4. The King's Speech
Describing the plot of The King's Speech might rapidly send the average genre fan off to sleep - King George VI must employ a speech therapist to help him overcome a serious stammering problem and maintain the respect of his people during the beginning of England's involvement in World War II - which is part of its relaxed genius. The script by David Seidler (based on a real relationship) is full of good (and broad) humor, having plenty of fun with the audiences expectations of stuffiness. The acting is marvelous across the board, particularly from Geoffrey Wright finding himself uniquely restrained as a Shakespeare loving Australian speech therapist. Much credit should go to director Tom Hooper who manages to find a lovable balance between humor and pathos that makes some difficult material endlessly entertaining.
3. Never Let Me Go
If you were told that a hot-shot music video director was going to tackle a dystopian science-fiction film, you might have expected an effects-filled summer action film like Michael Bay's The Island. However, when that director is Mark Romanek (who also directed the underrated One Hour Photo in 2002) and the work is an adaptation of Kazuo Ishiguro's novel Never Let Me Go (adapted by Danny Boyle's collaborator Alex Garland), your expectations will be roundly (and happily) shattered. In fact, this alternate reality tale has very few special effect sequences and is instead a heartbreaking character piece focusing on three friends and their lives together (and apart) as they are raised for.. well, I don't want to give that away. The leads are played wonderfully by Carey Mulligan, Keira Knightley and Andrew Garfield, but it's Romanek's sure hand with the content that will keep you enraptured. A beautiful film, and one that deserves more attention.
2. Winter's Bone
The Academy Awards nominations came out a few days back, and I was delighted to see multiple nominations for Debra Granik's intense adaptation of Daniel Woodrell's 2006 novel Winter's Bone. A carefully textured and detailed film, it stars Jennifer Lawrence in an awe-inspiring performance as Ree Dolly, who is tasked with tracking down her father after his disappearance may lead to her family (which includes two younger siblings and a mentally ill mother) losing their house. Her extended family includes many members involved in illegal methamphetamine labs, and her life is soon at risk as her poking around begins to uncover family secrets. John Hawkes - who I knew from Eastbound and Down and Deadwood - gives a darkly unhinged performance as the girl's uncle, while the photography (by Michael McDonough) brings out the cool bleakness of the Ozarks. Builds to almost unbearable intensity, with a collection of terrific character actors (including another Deadwood alumni, Garret Dillahunt) carrying along the mystery of the whereabouts of Ree's father. Haunting.
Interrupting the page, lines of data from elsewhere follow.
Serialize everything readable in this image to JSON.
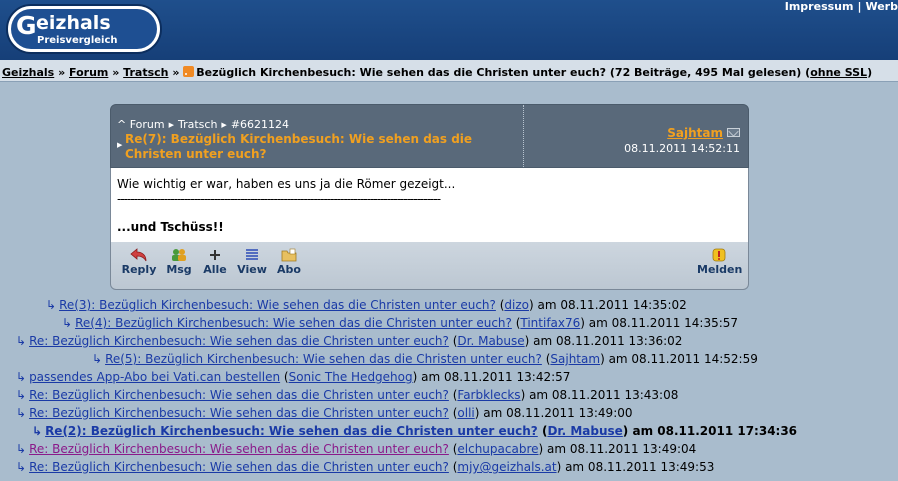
{
  "header": {
    "logo_text": "Geizhals",
    "logo_sub": "Preisvergleich",
    "links": [
      "Impressum",
      "Werb"
    ]
  },
  "breadcrumb": {
    "home": "Geizhals",
    "forum": "Forum",
    "section": "Tratsch",
    "sep": "»",
    "thread_title": "Bezüglich Kirchenbesuch: Wie sehen das die Christen unter euch? (72 Beiträge, 495 Mal gelesen)",
    "ssl_link": "ohne SSL",
    "ssl_open": "(",
    "ssl_close": ")"
  },
  "post": {
    "nav": {
      "up": "^",
      "forum": "Forum",
      "section": "Tratsch",
      "id": "#6621124"
    },
    "title": "Re(7): Bezüglich Kirchenbesuch: Wie sehen das die Christen unter euch?",
    "author": "Sajhtam",
    "date": "08.11.2011 14:52:11",
    "body_line1": "Wie wichtig er war, haben es uns ja die Römer gezeigt...",
    "body_rule": "-------------------------------------------------------------------------------------------------",
    "body_line2": "...und Tschüss!!",
    "buttons": {
      "reply": "Reply",
      "msg": "Msg",
      "alle": "Alle",
      "view": "View",
      "abo": "Abo",
      "melden": "Melden"
    }
  },
  "thread": [
    {
      "title": "Re(3): Bezüglich Kirchenbesuch: Wie sehen das die Christen unter euch?",
      "author": "dizo",
      "date": "am 08.11.2011 14:35:02",
      "visited": false,
      "current": false
    },
    {
      "title": "Re(4): Bezüglich Kirchenbesuch: Wie sehen das die Christen unter euch?",
      "author": "Tintifax76",
      "date": "am 08.11.2011 14:35:57",
      "visited": false,
      "current": false
    },
    {
      "title": "Re: Bezüglich Kirchenbesuch: Wie sehen das die Christen unter euch?",
      "author": "Dr. Mabuse",
      "date": "am 08.11.2011 13:36:02",
      "visited": false,
      "current": false
    },
    {
      "title": "Re(5): Bezüglich Kirchenbesuch: Wie sehen das die Christen unter euch?",
      "author": "Sajhtam",
      "date": "am 08.11.2011 14:52:59",
      "visited": false,
      "current": false
    },
    {
      "title": "passendes App-Abo bei Vati.can bestellen",
      "author": "Sonic The Hedgehog",
      "date": "am 08.11.2011 13:42:57",
      "visited": false,
      "current": false
    },
    {
      "title": "Re: Bezüglich Kirchenbesuch: Wie sehen das die Christen unter euch?",
      "author": "Farbklecks",
      "date": "am 08.11.2011 13:43:08",
      "visited": false,
      "current": false
    },
    {
      "title": "Re: Bezüglich Kirchenbesuch: Wie sehen das die Christen unter euch?",
      "author": "olli",
      "date": "am 08.11.2011 13:49:00",
      "visited": false,
      "current": false
    },
    {
      "title": "Re(2): Bezüglich Kirchenbesuch: Wie sehen das die Christen unter euch?",
      "author": "Dr. Mabuse",
      "date": "am 08.11.2011 17:34:36",
      "visited": false,
      "current": true
    },
    {
      "title": "Re: Bezüglich Kirchenbesuch: Wie sehen das die Christen unter euch?",
      "author": "elchupacabre",
      "date": "am 08.11.2011 13:49:04",
      "visited": true,
      "current": false
    },
    {
      "title": "Re: Bezüglich Kirchenbesuch: Wie sehen das die Christen unter euch?",
      "author": "mjy@geizhals.at",
      "date": "am 08.11.2011 13:49:53",
      "visited": false,
      "current": false
    }
  ]
}
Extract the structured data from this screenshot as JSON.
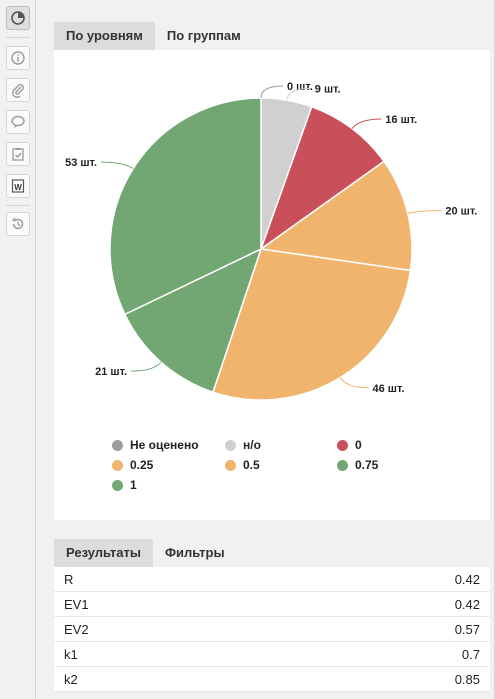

1. Exit Through the Gift Shop
Street Art is a topic I've had a fascination with for years now, but was hopelessly undereducated when it came to its nuts and bolts. Perhaps this is by design (so to speak), as by its nature street art is rebellious, underground and often illegal, so the idea of creating some sort of oral history would be an incredibly difficult undertaking, particularly as these artists tend to be necessarily mysterious. Perhaps none is as mysterious - or playful - as Banksy, the director of Exit Through the Gift Shop who is assisted greatly by the seemingly endless amount of footage of various artists taken by French immigrant Thierry Guetta (aka Mr. Brainwash) who begins as the documentarian before the film takes a massive shift to focus on his own rise as an "underground" artist. Many questions have been raised regarding the film's (and Guetta's) legitimacy, but what's certain is that the humor is very much intentional and you can't help but walk away from the film with an increased appreciation for the tremendously ballsy art-form, while still questioning the legitimacy of those who choose to profit from the mass production of it.